Defusing Conflict

Student Joshua Hunt Hopes to Increase Cultural Understanding

Joshua Hunt — a veteran of the U.S. Air Force who is majoring in psychology and minoring in military science — knows that with the right education, diverse cultures can come together peacefully.

Hunt plans to graduate in spring 2015, at which time he will receive a commission as a second lieutenant in the U.S. Army. He intends to pursue a master’s degree and doctorate in psychology, and hopes to return to academia one day to teach. Until then, he would like to work with the military on cultural diversity and inclusion. He wants to explore issues within the military and study how military forces interact with cultures abroad.

As the military becomes more diverse, programs that educate troops on cultural issues and promote understanding are critical, Hunt said. With the introduction of women to the front lines and the increasing lesbian, gay, bisexual and transgender (LGBT) population in the military, such programs will protect individuals within the ranks as well as support troops’ ability to fight effectively.

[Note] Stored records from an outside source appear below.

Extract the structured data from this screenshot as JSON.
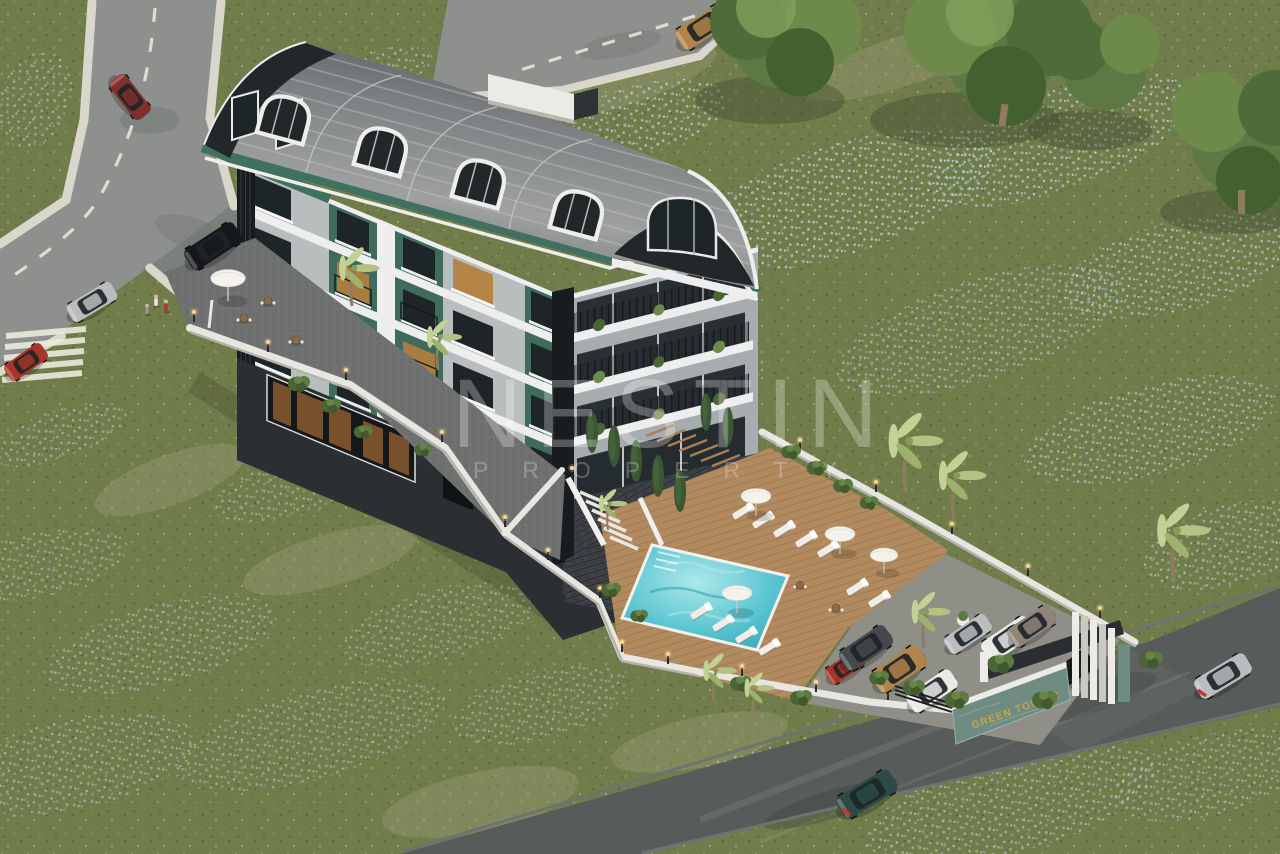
{
  "watermark": {
    "line1": "NESTIN",
    "line2": "PROPERTY"
  },
  "entrance_sign": {
    "text": "GREEN TOWN 2"
  },
  "scene": {
    "type": "aerial 3D architectural rendering",
    "subject": "five-storey residential building with curved metal roof on a flower meadow, pool terrace and gated parking",
    "building": {
      "roof": "curved barrel metal roof with arched dormer windows",
      "facade": "grey and white horizontal bands with dark green accent panels and black louver fins",
      "ground_floor": "glass storefront with cafe terrace and parasol"
    },
    "amenities": [
      "swimming pool",
      "timber sun deck",
      "sun loungers",
      "white parasols",
      "stairs to pool level",
      "perimeter walls with bollard lights",
      "gated entrance",
      "car parking",
      "palm trees",
      "cypress trees",
      "flower meadow"
    ],
    "roads": [
      "road with zebra crossing upper left",
      "road along top edge",
      "access road lower right"
    ],
    "vehicles": [
      {
        "type": "jeep",
        "color": "sand",
        "location": "top road"
      },
      {
        "type": "car",
        "color": "dark red",
        "location": "upper-left road"
      },
      {
        "type": "SUV",
        "color": "black",
        "location": "parked at building"
      },
      {
        "type": "sports car",
        "color": "silver",
        "location": "upper-left road"
      },
      {
        "type": "hatchback",
        "color": "red",
        "location": "left road at crossing"
      },
      {
        "type": "mini",
        "color": "red",
        "location": "parking"
      },
      {
        "type": "SUV",
        "color": "charcoal",
        "location": "parking"
      },
      {
        "type": "jeep",
        "color": "sand",
        "location": "parking"
      },
      {
        "type": "sedan",
        "color": "white",
        "location": "parking"
      },
      {
        "type": "SUV",
        "color": "white",
        "location": "parking"
      },
      {
        "type": "SUV",
        "color": "taupe",
        "location": "parking"
      },
      {
        "type": "SUV",
        "color": "black",
        "location": "inside gate"
      },
      {
        "type": "SUV",
        "color": "dark teal",
        "location": "lower road"
      },
      {
        "type": "sedan",
        "color": "silver",
        "location": "lower road"
      }
    ]
  },
  "palette": {
    "grass": "#717c4b",
    "grassDark": "#5e6b3c",
    "grassLight": "#8d9a62",
    "dry": "#a9a886",
    "flowerA": "#a9c4d2",
    "flowerB": "#d8e4e7",
    "flowerC": "#8fb2c2",
    "roadLight": "#8d908d",
    "roadMid": "#7c807c",
    "roadDark": "#575b59",
    "sidewalk": "#d9d6cb",
    "marking": "#eceade",
    "roofLo": "#55585a",
    "roofHi": "#9b9d9d",
    "roofRib": "#c2c4c4",
    "roofTrim": "#eeeeec",
    "gableFace": "#23272a",
    "fascia": "#40705f",
    "fasciaHi": "#5d9480",
    "facade": "#b8bdbd",
    "facadeSide": "#a7acae",
    "band": "#edeeed",
    "accent": "#3e6b5b",
    "win": "#1e2528",
    "winLit": "#b5803c",
    "frame": "#e9e9e6",
    "louver": "#191c1e",
    "base": "#2b2f32",
    "stone": "#3e4246",
    "wall": "#e8e6e1",
    "wallShade": "#b5b3ac",
    "pool": "#54c2ce",
    "poolLight": "#ace8ea",
    "poolDark": "#2e9dac",
    "deck": "#b28a60",
    "deckLine": "#94704b",
    "lounger": "#f0ede7",
    "umbrella": "#f4f2eb",
    "pavement": "#8f8f88",
    "cobble": "#6e7170",
    "driveway": "#5e6260",
    "beam": "#2b2e30",
    "fin": "#c9c8c2",
    "gateWhite": "#edebe7",
    "marble": "#6e8c81",
    "marbleLight": "#9cb2a8",
    "signText": "#c9a24b",
    "bush": "#4a6635",
    "bushLight": "#6d8a4a",
    "canopy": "#5d7842",
    "canopyDark": "#44602e",
    "canopyLight": "#7fa05a",
    "cypress": "#3a5632",
    "frond": "#c4d194",
    "frond2": "#9cb26d",
    "trunk": "#8d7c5f",
    "carBlack": "#16181b",
    "carSilver": "#babcbe",
    "carRed": "#a83527",
    "carMaroon": "#802f2b",
    "carTan": "#b28449",
    "carCharcoal": "#45494c",
    "carWhite": "#eaeae8",
    "carTaupe": "#90847a",
    "carTeal": "#2c4b47",
    "tire": "#0f1113",
    "glass": "#1d2427",
    "skin": "#d9b897",
    "lampGlow": "#ffd791",
    "lampPost": "#2a2a28"
  }
}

Hunt also wants to help educate troops about the cultures they are serving. Cultural disconnect has been a major stumbling block in efforts to bring stability to regions in which the U.S. is operating, he said.
Hunt believes that because the U.S. is a global leader, the country has the responsibility to properly educate those sent to represent the U.S. and create a culture of compassion and empathy among troops. This will empower the military to peacefully defuse conflict before it starts.
Hunt said, “Helping our troops understand those they interact with will save lives on both sides, prevent dehumanization and war crimes, improve our image abroad while strengthening alliances, and help sow the seeds of future cooperation and peace.”

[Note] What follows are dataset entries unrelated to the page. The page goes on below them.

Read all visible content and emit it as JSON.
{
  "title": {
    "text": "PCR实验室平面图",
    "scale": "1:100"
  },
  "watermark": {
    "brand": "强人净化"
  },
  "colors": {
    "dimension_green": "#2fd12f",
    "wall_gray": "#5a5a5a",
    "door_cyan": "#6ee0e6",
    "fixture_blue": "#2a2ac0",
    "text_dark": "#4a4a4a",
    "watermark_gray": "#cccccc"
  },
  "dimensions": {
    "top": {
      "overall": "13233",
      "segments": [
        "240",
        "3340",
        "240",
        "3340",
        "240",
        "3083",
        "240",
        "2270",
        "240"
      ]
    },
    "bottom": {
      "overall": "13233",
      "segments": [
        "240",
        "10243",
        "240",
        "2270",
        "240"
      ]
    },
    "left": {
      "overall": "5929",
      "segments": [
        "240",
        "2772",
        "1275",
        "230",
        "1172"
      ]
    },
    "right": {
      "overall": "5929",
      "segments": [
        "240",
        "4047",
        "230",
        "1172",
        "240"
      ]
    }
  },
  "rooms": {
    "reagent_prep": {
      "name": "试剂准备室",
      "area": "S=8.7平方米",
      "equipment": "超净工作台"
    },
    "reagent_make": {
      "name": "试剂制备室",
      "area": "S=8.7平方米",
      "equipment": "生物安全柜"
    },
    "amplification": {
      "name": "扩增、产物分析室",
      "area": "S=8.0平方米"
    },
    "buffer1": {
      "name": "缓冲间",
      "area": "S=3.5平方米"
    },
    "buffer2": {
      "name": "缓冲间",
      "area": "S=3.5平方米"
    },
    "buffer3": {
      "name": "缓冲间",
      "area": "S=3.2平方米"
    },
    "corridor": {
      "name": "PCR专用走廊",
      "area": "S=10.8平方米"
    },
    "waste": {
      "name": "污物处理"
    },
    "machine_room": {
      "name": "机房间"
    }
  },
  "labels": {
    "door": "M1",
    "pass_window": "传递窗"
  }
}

On campus, Hunt was involved in the Weber State University Student Association (WSUSA) for three years as assistant director of diversity, executive vice president for the diversity branch and veteran senator. Currently, he is the vice president of WSU’s chapter of the Psi Chi psychology honor society.

Participating in WSUSA broadened his perspective and helped reshape his understanding of the world and the people around him through practical experience, he said. “The wide range of issues that we dealt with truly had an impact on me and have deeply influenced my civilian and military career choices,” Hunt said. “The leadership experience I gained serving the student body, immersing myself in the innermost workings of WSU, was invaluable.”

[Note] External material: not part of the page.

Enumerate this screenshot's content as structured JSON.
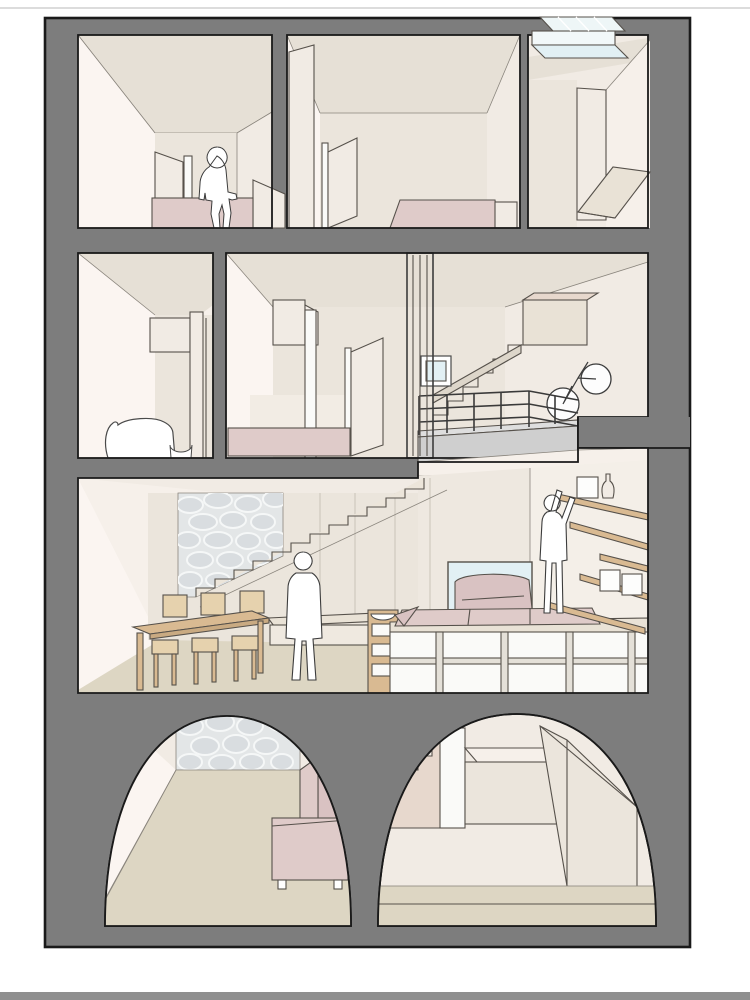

Hunt was the 2013 Wildcat Achievement Crystal Crest award winner. He served in the Air Force in 2003-09 prior to attending WSU. He has worked for five years in mental health and drug and alcohol treatment, helping people in the rehabilitation process. He taught life skills classes, assisted in event planning and coordinated with other community rehabilitation programs like Alcoholics Anonymous.

Hunt remembers one of his first reading assignments here at WSU: David Foster Wallace’s Kenyon College commencement speech. The novelist’s speech said that the purpose of higher education was to give students the ability to rise above their subjective human experience and empower them to choose how they experience the world around them, instead of just being shaped by it.

“I have thought of this message almost daily throughout my time at WSU,” Hunt said. “I have seen it prove true in powerful ways as I have continuously grown and changed over the last several years through the empowerment of higher education.”

Hunt’s education has led him to his current interest in diversity issues. Though he has a long list of mentors who have inspired him, Adrienne Andrews — WSU assistant to the president for diversity — has been a guiding force for Hunt.

“Despite her incredibly busy schedule, Adrienne has taken the time to personally mentor me,” Hunt said. “She has been a truly inspirational example to me. Whether in terms of academics, career goals or military aspirations, she always has the wisdom and insight that has helped me to grow as a person and continue moving in the right direction.”

As Hunt walks the halls of the Social Science Building, professors stop and ask him about his progress and plans. They know him by name, even though some taught him only during his first-year generals and others never taught him at all.

“From personally investing in Psi Chi and research groups I am a part of to taking personal time to mentor me in academics and career choices, they truly care,” Hunt said. “The faculty and staff have helped me develop my character and skill set over the years, preparing me for any course in life I choose.”

When Hunt isn’t busy serving on or off campus, he likes to hike and read. Bell Canyon in Sandy, Utah, is his favorite trail to hike — it is challenging but offers a reservoir, several waterfalls and great views. His favorite book is The Demon-Haunted World by Carl Sagan.